The sixth death from COVID-19, of a man aged 65–70, was recorded on 13 December, the increase in cases causing a 7pm curfew for bars and restaurants starting from 18 December. Cases doubled, passing 2,000 in December as a curfew was announced between 10pm and 6am as well as the closure of all non essential shops, including hairdressers and beauty salons until 10 January.

===January to October 2021===
With new cases averaging over 100 per day and a second Critical Care Unit being opened, a full lockdown was put in place, to last 14 days, residents were not allowed to leave home except for work, exercise, essentials, or medical reasons. Vaccinations started on 10 January with frontline hospital staff first in line.

On 18 January, it was reported that deaths had reached 45 and there were 681 active cases. However 5,847 vaccine doses had been administered, corresponding to 17.3% of the population. By 26 January 11,073 had been vaccinated, corresponding to 33.8% of the population. On 29 January the Government of Gibraltar announced that Phase 1 of the vaccination program was complete, with over 12,800 (37.9%) vaccinated. Phase 2 started on 31 January, following receipt of additional vaccine on 30 January, and provided second doses for those most at risk and then first doses for any over high risk people or priority workers who have not had one.

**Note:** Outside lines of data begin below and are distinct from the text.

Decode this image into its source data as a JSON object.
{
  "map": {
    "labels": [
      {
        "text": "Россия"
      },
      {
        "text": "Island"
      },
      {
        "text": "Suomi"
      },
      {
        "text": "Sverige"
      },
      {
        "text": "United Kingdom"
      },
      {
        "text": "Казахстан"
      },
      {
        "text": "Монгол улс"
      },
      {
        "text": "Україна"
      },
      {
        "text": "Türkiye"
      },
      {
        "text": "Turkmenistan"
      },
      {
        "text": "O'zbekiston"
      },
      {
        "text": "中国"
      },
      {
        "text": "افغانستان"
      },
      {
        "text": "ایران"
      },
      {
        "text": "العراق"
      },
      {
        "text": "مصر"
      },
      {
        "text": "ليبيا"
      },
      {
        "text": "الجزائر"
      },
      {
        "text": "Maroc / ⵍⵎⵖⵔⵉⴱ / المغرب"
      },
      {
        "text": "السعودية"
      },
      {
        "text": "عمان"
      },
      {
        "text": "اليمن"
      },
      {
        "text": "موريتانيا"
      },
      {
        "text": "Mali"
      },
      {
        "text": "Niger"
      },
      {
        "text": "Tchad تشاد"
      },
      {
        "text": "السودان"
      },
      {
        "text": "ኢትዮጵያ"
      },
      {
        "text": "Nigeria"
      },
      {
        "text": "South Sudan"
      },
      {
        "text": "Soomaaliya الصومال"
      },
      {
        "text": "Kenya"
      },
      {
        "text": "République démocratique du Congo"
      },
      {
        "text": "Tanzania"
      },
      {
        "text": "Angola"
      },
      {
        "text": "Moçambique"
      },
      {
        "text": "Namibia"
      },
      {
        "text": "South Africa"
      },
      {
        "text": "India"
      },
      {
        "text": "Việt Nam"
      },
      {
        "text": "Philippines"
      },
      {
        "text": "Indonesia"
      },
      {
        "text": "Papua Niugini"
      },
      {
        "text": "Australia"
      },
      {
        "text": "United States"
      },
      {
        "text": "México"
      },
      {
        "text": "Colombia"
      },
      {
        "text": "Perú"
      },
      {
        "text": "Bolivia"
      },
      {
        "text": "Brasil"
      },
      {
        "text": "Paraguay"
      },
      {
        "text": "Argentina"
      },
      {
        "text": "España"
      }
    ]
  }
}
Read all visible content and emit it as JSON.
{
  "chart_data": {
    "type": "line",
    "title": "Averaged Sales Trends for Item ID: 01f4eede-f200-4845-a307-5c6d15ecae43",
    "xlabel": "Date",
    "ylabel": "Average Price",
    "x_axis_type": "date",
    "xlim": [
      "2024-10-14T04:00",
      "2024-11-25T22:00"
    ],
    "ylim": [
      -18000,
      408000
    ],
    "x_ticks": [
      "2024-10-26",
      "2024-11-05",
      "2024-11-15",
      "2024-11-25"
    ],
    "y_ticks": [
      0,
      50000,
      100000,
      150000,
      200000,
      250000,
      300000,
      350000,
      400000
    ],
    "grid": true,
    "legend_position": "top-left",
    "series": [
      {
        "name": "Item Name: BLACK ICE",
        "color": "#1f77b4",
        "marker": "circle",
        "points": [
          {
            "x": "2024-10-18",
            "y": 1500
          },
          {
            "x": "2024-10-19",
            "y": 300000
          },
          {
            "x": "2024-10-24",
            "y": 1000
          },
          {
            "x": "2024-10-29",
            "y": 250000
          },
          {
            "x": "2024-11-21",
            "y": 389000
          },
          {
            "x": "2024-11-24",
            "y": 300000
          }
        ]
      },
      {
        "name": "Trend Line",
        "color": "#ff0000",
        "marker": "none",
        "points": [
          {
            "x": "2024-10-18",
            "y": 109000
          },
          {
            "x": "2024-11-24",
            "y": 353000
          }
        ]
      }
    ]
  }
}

On 2 February, the government confirmed the 79th death from the disease. Also on 2 February, the Gibraltar Health Authority announced a hotline for students studying abroad, notably in the UK, to register for vaccination. The public health goal was to avoid those students transmitting the virus to older, more susceptible, relatives on return.

On 18 March, UK Secretary of State for Health and Social Care Matt Hancock announced that Gibraltar had completed vaccinating its entire adult population against COVID-19. As a result, Gibraltar became the first area in the world to do so. According to CNN, over 90% of adults had at least one vaccine dose by 1 April while Medical Xpress stated that 85% of adults in Gibraltar were "fully inoculated" by 9 April. Additionally, most of the Spaniards who work in the territory have been vaccinated. In response, Gibraltar revoked most measures put in place during the pandemic, most notably ending mandatory mask-wearing in outdoor spaces. As of 4 May, the territory had not had a new local case in six weeks.

However, cases spiked again in July, with a peak of 361 cases. The surge was blamed on the Delta variant. In response, the government reimposed restrictions on gatherings again, with large events being cancelled and attendees at small events required to provide proof of vaccination and a negative test. During the summer of 2021, cases remained relatively low and booster shots began to be administered to vulnerable groups. A community outbreak in October that lead to an increase from 54 to 198 cases in the month prompted the government to express warnings about public gatherings, but hospitalisation remains low. Vaccination of 12–15 year olds also started in late October, ahead of the planned mid-term break rollout due to the early arrival of Pfizer jabs.